Não se trata de criticar gratuitamente a relevância que o rosto alcançou como ponto central da comunicação não-verbal na cultura ocidental contemporânea. Olhamos o rosto esquecendo que às vezes uma mensagem tem um campo de significação mais amplo nas posturas assumidas pelo restante do corpo. A dependência em relação ao rosto é tão grande que pouco entendemos das posturas das partes “restantes” do corpo.

Não há como negar, as telenovelas brasileiras investem pesado nos corpos. Porém os rostos estão sempre em destaque. Galã ou estrela, não apenas uma qualidade ligada ao estilo, mas ao rosto, ao olhar. Nas “telasnovelas”, mesmo um corpo escultural não resiste muito tempo a um rosto que não corresponda à máscara da beleza.

Reconheço o poder comunicacional do rosto.

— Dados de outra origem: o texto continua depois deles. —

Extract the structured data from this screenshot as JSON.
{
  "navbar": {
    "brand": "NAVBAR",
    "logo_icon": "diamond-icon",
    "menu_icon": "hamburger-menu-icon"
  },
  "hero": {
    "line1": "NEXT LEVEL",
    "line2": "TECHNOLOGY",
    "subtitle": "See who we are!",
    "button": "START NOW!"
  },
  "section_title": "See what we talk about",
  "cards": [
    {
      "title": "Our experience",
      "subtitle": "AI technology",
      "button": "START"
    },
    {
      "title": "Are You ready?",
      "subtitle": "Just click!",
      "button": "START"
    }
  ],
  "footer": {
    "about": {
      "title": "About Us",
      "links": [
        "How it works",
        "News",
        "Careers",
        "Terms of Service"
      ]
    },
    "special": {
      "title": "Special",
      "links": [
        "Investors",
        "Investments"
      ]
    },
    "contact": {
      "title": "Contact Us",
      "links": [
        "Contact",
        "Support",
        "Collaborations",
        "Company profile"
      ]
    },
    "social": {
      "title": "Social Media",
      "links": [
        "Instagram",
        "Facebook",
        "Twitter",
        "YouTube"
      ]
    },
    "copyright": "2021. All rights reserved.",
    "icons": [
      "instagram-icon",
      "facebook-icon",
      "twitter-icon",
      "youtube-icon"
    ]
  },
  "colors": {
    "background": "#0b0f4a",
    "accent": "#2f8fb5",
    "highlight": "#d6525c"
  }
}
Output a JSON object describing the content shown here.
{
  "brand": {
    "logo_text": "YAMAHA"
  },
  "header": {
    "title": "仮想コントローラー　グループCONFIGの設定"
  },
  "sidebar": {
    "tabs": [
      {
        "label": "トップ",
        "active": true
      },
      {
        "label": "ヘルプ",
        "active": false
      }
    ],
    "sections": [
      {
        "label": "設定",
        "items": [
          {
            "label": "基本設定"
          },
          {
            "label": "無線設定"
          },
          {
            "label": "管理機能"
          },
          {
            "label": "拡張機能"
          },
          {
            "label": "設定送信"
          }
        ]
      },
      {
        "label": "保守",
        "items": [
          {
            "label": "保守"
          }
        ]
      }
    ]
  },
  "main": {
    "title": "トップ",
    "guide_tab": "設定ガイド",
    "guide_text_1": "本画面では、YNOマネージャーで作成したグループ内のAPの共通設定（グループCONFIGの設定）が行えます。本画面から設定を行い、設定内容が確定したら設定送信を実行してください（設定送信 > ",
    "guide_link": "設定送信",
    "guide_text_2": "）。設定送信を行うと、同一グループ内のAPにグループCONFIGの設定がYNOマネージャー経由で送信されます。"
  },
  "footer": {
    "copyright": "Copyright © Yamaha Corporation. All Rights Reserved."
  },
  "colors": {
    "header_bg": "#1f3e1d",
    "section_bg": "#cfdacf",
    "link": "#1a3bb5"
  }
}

Apenas acredito que, reduzindo o corpo ao rosto, simplificamos por demais qualquer análise de comunicação não-verbal. Como sugerem Gilles Deleuze e Felix Guattari, talvez estejamos fazendo do rosto uma ficção (1).

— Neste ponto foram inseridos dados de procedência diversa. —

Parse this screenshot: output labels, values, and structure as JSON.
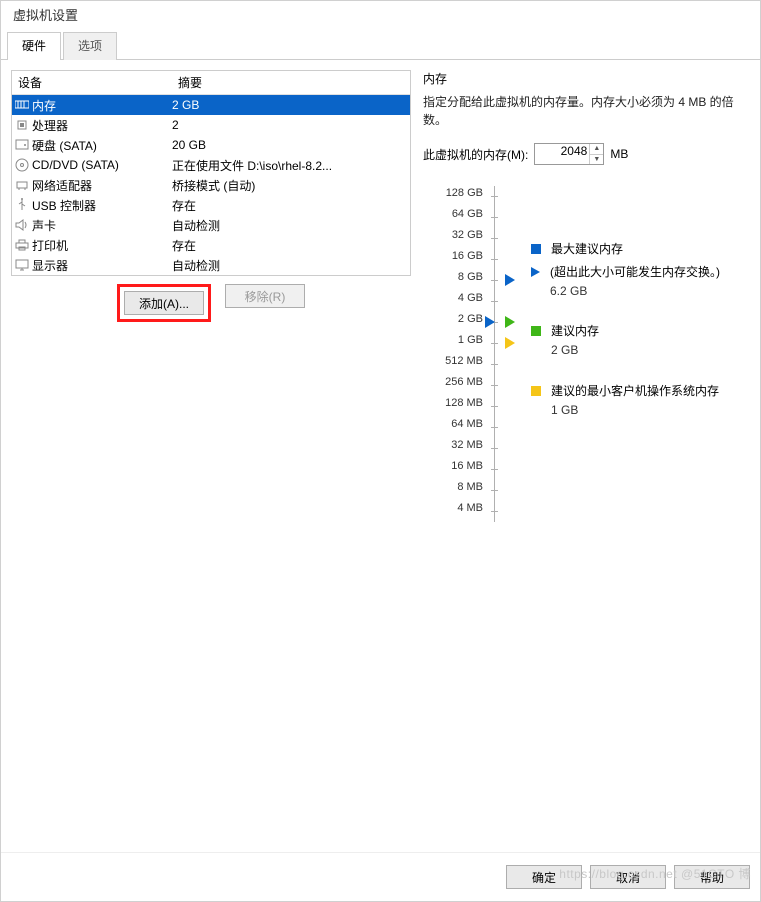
{
  "window": {
    "title": "虚拟机设置"
  },
  "tabs": {
    "hardware": "硬件",
    "options": "选项"
  },
  "columns": {
    "device": "设备",
    "summary": "摘要"
  },
  "hardware": [
    {
      "icon": "memory",
      "name": "内存",
      "summary": "2 GB",
      "selected": true
    },
    {
      "icon": "cpu",
      "name": "处理器",
      "summary": "2"
    },
    {
      "icon": "disk",
      "name": "硬盘 (SATA)",
      "summary": "20 GB"
    },
    {
      "icon": "cd",
      "name": "CD/DVD (SATA)",
      "summary": "正在使用文件 D:\\iso\\rhel-8.2..."
    },
    {
      "icon": "net",
      "name": "网络适配器",
      "summary": "桥接模式 (自动)"
    },
    {
      "icon": "usb",
      "name": "USB 控制器",
      "summary": "存在"
    },
    {
      "icon": "sound",
      "name": "声卡",
      "summary": "自动检测"
    },
    {
      "icon": "printer",
      "name": "打印机",
      "summary": "存在"
    },
    {
      "icon": "display",
      "name": "显示器",
      "summary": "自动检测"
    }
  ],
  "actions": {
    "add": "添加(A)...",
    "remove": "移除(R)"
  },
  "right": {
    "section": "内存",
    "desc": "指定分配给此虚拟机的内存量。内存大小必须为 4 MB 的倍数。",
    "label": "此虚拟机的内存(M):",
    "value": "2048",
    "unit": "MB"
  },
  "chart_data": {
    "type": "bar",
    "ticks": [
      "128 GB",
      "64 GB",
      "32 GB",
      "16 GB",
      "8 GB",
      "4 GB",
      "2 GB",
      "1 GB",
      "512 MB",
      "256 MB",
      "128 MB",
      "64 MB",
      "32 MB",
      "16 MB",
      "8 MB",
      "4 MB"
    ],
    "markers": {
      "current": {
        "tick_index": 6,
        "color": "#0a64c8",
        "side": "left"
      },
      "max_recommended": {
        "tick_index": 4,
        "color": "#0a64c8",
        "side": "right",
        "value": "6.2 GB"
      },
      "recommended": {
        "tick_index": 6,
        "color": "#3fb618",
        "side": "right",
        "value": "2 GB"
      },
      "min_guest": {
        "tick_index": 7,
        "color": "#f5c518",
        "side": "right",
        "value": "1 GB"
      }
    },
    "legend": {
      "max": {
        "color": "#0a64c8",
        "label": "最大建议内存",
        "sub": "(超出此大小可能发生内存交换。)",
        "value": "6.2 GB"
      },
      "rec": {
        "color": "#3fb618",
        "label": "建议内存",
        "value": "2 GB"
      },
      "min": {
        "color": "#f5c518",
        "label": "建议的最小客户机操作系统内存",
        "value": "1 GB"
      }
    }
  },
  "footer": {
    "ok": "确定",
    "cancel": "取消",
    "help": "帮助"
  },
  "watermark": "https://blog.csdn.net @51CTO 博"
}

Da pintura ao cinema, da fotografia à televisão e à computação gráfica, a sedução do rosto não cessa de nos provocar. Mas, “quem vê cara não vê coração?” A questão é o olhar viciado de uma sociedade mergulhada em imagens. Olhamos tudo, não vemos mais nada! Uma perda de sensibilidade do olhar, viciado por velocidade/quantidade. É necessário não perder o elo entre a sensação e o olhar. Agenciando olhar e intensificação das sensações, o rosto poderia atualizar alteridades, abdicando de representar universais: clichês, estereótipos. “O rosto não é um universal” (2).


Os comentários de Nelson Brissac sobre o trabalho de Evgen Bavcar (3) nos apontam pistas para buscar um desvio e escapar dos clichês que aprisionam as representações do rosto. Fotografar a sensação, desafio que se lança à cegueira da visão.

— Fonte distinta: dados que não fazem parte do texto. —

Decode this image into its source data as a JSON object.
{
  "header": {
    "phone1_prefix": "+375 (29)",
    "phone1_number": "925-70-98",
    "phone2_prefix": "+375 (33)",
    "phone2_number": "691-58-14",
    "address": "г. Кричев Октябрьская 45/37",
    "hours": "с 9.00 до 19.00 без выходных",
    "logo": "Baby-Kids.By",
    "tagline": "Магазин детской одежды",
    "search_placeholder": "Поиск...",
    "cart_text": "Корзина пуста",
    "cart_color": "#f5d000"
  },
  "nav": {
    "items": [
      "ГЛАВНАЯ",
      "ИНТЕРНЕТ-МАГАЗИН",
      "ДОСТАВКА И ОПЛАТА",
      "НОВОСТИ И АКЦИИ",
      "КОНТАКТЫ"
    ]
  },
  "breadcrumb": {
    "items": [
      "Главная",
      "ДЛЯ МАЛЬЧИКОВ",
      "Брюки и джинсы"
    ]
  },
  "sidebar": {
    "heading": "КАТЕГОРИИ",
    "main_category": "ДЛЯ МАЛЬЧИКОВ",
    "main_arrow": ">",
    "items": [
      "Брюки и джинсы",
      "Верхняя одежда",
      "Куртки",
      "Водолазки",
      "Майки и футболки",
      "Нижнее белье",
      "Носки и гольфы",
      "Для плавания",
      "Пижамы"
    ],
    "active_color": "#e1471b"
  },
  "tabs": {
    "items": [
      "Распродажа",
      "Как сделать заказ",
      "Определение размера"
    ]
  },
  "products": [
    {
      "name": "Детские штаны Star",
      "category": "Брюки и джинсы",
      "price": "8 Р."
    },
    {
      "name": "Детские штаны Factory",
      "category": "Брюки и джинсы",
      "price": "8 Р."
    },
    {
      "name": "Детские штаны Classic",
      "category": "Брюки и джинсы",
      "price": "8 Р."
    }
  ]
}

Bavcar é um fotógrafo cego, o que talvez o salve da “cegueira da visão”. Apela para outros sentidos que nós os não-cegos não mais enxergamos, escravos que nos tornamos da visão. Ele descreve seu trabalho dizendo: “eu fotografo contra o vento”. Desta forma, o vento recorta a posição daquilo a fotografar. O vento traz o perfil, o cheiro e o ruído das coisas. Essa visão feita pelo vento cria um deslocamento em relação à ótica. O Renascimento instituiu a perspectiva óptica como forma privilegiada de organização do espaço. “A perspectiva é um ordenamento do mundo a partir da visão óptica” (4), mas Bavcar aguça outros sentidos e multiplica seus pontos de vista. (imagem abaixo, La Vista Táctil, Evgen Bavcar)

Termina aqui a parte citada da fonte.